🔬 RST as the Corrective Lens for the Planck Scale
🔬 RST as the Corrective Lens for the Planck Scale
The video “What Happens Beyond the Planck Length?” identifies the conceptual failure at the heart of modern physics: the Planck scale, where General Relativity (GR) and Quantum Mechanics (QM) become equally important — yet incompatible. Reactive Substrate Theory (RST) positions itself as the necessary Quantum Gravity (QG) framework that resolves this conflict by introducing the Substrate Field (Σ) as the underlying medium.
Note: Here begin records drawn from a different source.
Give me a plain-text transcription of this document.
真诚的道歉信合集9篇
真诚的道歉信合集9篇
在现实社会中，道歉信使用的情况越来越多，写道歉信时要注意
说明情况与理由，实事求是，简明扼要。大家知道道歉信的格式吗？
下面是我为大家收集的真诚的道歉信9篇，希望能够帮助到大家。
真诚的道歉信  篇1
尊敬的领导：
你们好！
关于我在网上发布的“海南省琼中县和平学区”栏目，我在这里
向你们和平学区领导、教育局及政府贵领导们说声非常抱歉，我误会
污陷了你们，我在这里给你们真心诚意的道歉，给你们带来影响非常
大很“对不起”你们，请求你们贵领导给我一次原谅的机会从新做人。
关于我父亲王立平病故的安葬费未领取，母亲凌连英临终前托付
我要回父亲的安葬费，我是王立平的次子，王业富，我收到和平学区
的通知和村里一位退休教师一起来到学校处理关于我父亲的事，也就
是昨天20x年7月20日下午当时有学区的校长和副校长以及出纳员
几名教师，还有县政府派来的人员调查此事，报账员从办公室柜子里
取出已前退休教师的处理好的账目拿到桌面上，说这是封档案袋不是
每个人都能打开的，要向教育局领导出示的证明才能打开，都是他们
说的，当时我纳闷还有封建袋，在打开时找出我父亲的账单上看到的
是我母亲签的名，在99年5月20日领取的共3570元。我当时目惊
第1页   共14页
📐 Key Concepts Reinterpreted by RST
| Video Concept (Mainstream View) | RST Correction (Σ Lens) | Clues and Implications in the Video |
|---|---|---|
| The Planck Length [03:14] |
A Σ Field Limit, Not a Spatial Resolution. It marks the intersection of Σ’s quantum coherence and gravitational tension. |
Defined where Compton Wavelength and Schwarzschild Radius converge — a clue that quantum and gravity modes of Σ meet. |
| Breakdown of Laws [07:23] |
Breakdown of Emergent Mathematics, Not Reality. Σ continues to operate; our models fail under max stress. |
“Quantum theories break down” — but only the emergent descriptions, not the underlying substrate. |
| Unification of Forces [05:28] |
Un‑Differentiation of the Σ Field. All forces are tension/vibration modes of Σ; unification is always present. |
Early universe’s high energy prevents symmetry breaking — all Σ modes remain fused. |
| Black Hole Formation [07:42] |
Σ Field’s Failure to Measure. Exceeding Σmax collapses the field into a permanent soliton — a black hole. |
Scattering experiments beyond Planck scale trigger collapse — Σ defends its unprobeable core. |
📌 Summary
RST sees the Planck scale not as a spatial cutoff, but as the boundary between emergent reality (spacetime, GR, QM) and the fundamental, unified Substrate Field (Σ). The video outlines the very problems RST claims to solve — and through its lens, the breakdowns and paradoxes become natural consequences of trying to model a deeper, elastic, and reactive medium with tools built for its surface.